Figure 5: Tradeoff between runtime and lower bound for problem instance 90-34-3-q, selected for its difficulty.

6 Conclusions

Randomized hashing algorithms have emerged as a leading approach to approximate model counting. The performance of these algorithms depends crucially on the statistical and computational efficiency of the hash functions used. We introduced a novel adaptive construction for hash functions which utilizes the solutions to satisfiable instances that are found during the search for a bound. We also introduced a general variance reduction technique for tightening lower bounds at the expense of additional, but highly parallel, computation. When combined, these two approaches lead to improved lower bounds across a broad range of benchmarks. While we focused on a version of the regular constraint matrices from Achlioptas and Theodoropoulos [2017] with even shorter constraints, the general idea is likely to be applicable to other randomized constructions. In future work, it would be interesting to explore alternative strategies that leverage the information contained in the approximate samples obtained from the SAT solver.

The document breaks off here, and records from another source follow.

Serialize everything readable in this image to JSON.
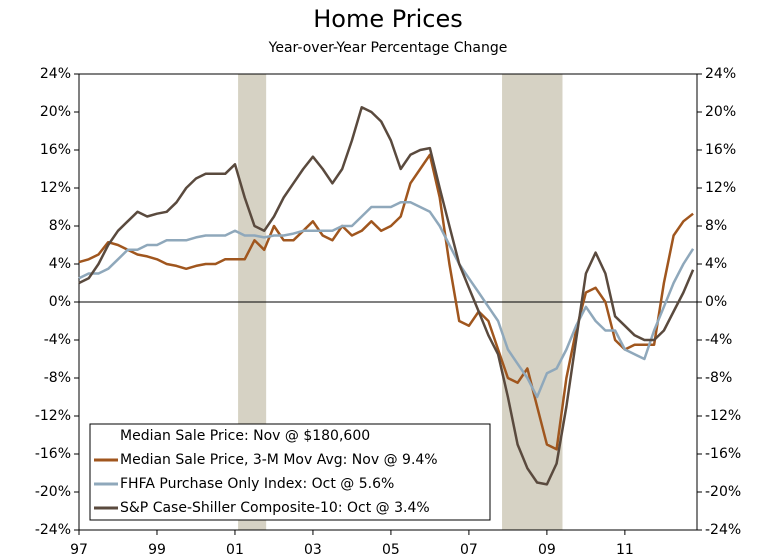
{
  "chart_data": {
    "type": "line",
    "title": "Home Prices",
    "subtitle": "Year-over-Year Percentage Change",
    "legend_note": "Median Sale Price: Nov @ $180,600",
    "x": [
      1997,
      1997.25,
      1997.5,
      1997.75,
      1998,
      1998.25,
      1998.5,
      1998.75,
      1999,
      1999.25,
      1999.5,
      1999.75,
      2000,
      2000.25,
      2000.5,
      2000.75,
      2001,
      2001.25,
      2001.5,
      2001.75,
      2002,
      2002.25,
      2002.5,
      2002.75,
      2003,
      2003.25,
      2003.5,
      2003.75,
      2004,
      2004.25,
      2004.5,
      2004.75,
      2005,
      2005.25,
      2005.5,
      2005.75,
      2006,
      2006.25,
      2006.5,
      2006.75,
      2007,
      2007.25,
      2007.5,
      2007.75,
      2008,
      2008.25,
      2008.5,
      2008.75,
      2009,
      2009.25,
      2009.5,
      2009.75,
      2010,
      2010.25,
      2010.5,
      2010.75,
      2011,
      2011.25,
      2011.5,
      2011.75,
      2012,
      2012.25,
      2012.5,
      2012.75
    ],
    "series": [
      {
        "name": "Median Sale Price, 3-M Mov Avg: Nov @ 9.4%",
        "color": "#a0561e",
        "values": [
          4.2,
          4.5,
          5,
          6.3,
          6,
          5.5,
          5,
          4.8,
          4.5,
          4,
          3.8,
          3.5,
          3.8,
          4,
          4,
          4.5,
          4.5,
          4.5,
          6.5,
          5.5,
          8,
          6.5,
          6.5,
          7.5,
          8.5,
          7,
          6.5,
          8,
          7,
          7.5,
          8.5,
          7.5,
          8,
          9,
          12.5,
          14,
          15.5,
          11,
          4,
          -2,
          -2.5,
          -1,
          -2,
          -5,
          -8,
          -8.5,
          -7,
          -11,
          -15,
          -15.5,
          -8,
          -3,
          1,
          1.5,
          0,
          -4,
          -5,
          -4.5,
          -4.5,
          -4.5,
          2,
          7,
          8.5,
          9.3
        ]
      },
      {
        "name": "FHFA Purchase Only Index: Oct @ 5.6%",
        "color": "#8fa8bb",
        "values": [
          2.5,
          3,
          3,
          3.5,
          4.5,
          5.5,
          5.5,
          6,
          6,
          6.5,
          6.5,
          6.5,
          6.8,
          7,
          7,
          7,
          7.5,
          7,
          7,
          6.8,
          7,
          7,
          7.2,
          7.5,
          7.5,
          7.5,
          7.5,
          8,
          8,
          9,
          10,
          10,
          10,
          10.5,
          10.5,
          10,
          9.5,
          8,
          6,
          4,
          2.5,
          1,
          -0.5,
          -2,
          -5,
          -6.5,
          -8,
          -10,
          -7.5,
          -7,
          -5,
          -2.5,
          -0.5,
          -2,
          -3,
          -3,
          -5,
          -5.5,
          -6,
          -3,
          -0.5,
          2,
          4,
          5.6
        ]
      },
      {
        "name": "S&P Case-Shiller Composite-10: Oct @ 3.4%",
        "color": "#5a4a3e",
        "values": [
          2,
          2.5,
          4,
          6,
          7.5,
          8.5,
          9.5,
          9,
          9.3,
          9.5,
          10.5,
          12,
          13,
          13.5,
          13.5,
          13.5,
          14.5,
          11,
          8,
          7.5,
          9,
          11,
          12.5,
          14,
          15.3,
          14,
          12.5,
          14,
          17,
          20.5,
          20,
          19,
          17,
          14,
          15.5,
          16,
          16.2,
          12,
          8,
          4,
          1.5,
          -1,
          -3.5,
          -5.5,
          -10,
          -15,
          -17.5,
          -19,
          -19.2,
          -17,
          -11,
          -4,
          3,
          5.2,
          3,
          -1.5,
          -2.5,
          -3.5,
          -4,
          -4,
          -3,
          -1,
          1,
          3.4
        ]
      }
    ],
    "shaded_regions": [
      [
        2001.08,
        2001.8
      ],
      [
        2007.85,
        2009.4
      ]
    ],
    "shade_color": "#d6d2c4",
    "xlim": [
      1997,
      2012.85
    ],
    "xticks": [
      {
        "value": 1997,
        "label": "97"
      },
      {
        "value": 1999,
        "label": "99"
      },
      {
        "value": 2001,
        "label": "01"
      },
      {
        "value": 2003,
        "label": "03"
      },
      {
        "value": 2005,
        "label": "05"
      },
      {
        "value": 2007,
        "label": "07"
      },
      {
        "value": 2009,
        "label": "09"
      },
      {
        "value": 2011,
        "label": "11"
      }
    ],
    "ylim": [
      -24,
      24
    ],
    "yticks": [
      {
        "value": -24,
        "label": "-24%"
      },
      {
        "value": -20,
        "label": "-20%"
      },
      {
        "value": -16,
        "label": "-16%"
      },
      {
        "value": -12,
        "label": "-12%"
      },
      {
        "value": -8,
        "label": "-8%"
      },
      {
        "value": -4,
        "label": "-4%"
      },
      {
        "value": 0,
        "label": "0%"
      },
      {
        "value": 4,
        "label": "4%"
      },
      {
        "value": 8,
        "label": "8%"
      },
      {
        "value": 12,
        "label": "12%"
      },
      {
        "value": 16,
        "label": "16%"
      },
      {
        "value": 20,
        "label": "20%"
      },
      {
        "value": 24,
        "label": "24%"
      }
    ]
  }
}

For ease of exposition we assume (n mod m) = 0 and that d is an integer. When (n mod m) 6 = 0, a block of variables will wrap from the n-th to the first variable. When d is not an integer, the loop over b will break partway through and the last block may contain fewer than m variables.

We did not include time spent in our python script during the bounding procedure, as this code is not optimized and the calls to the SAT solver limit computational efficiency for hard problems. For example, when computing the adaptive, regular bound (with the smallest density) inFigure 5, the time spent by our python script generating constraints is roughly 5% of the time spent calling the SAT solver.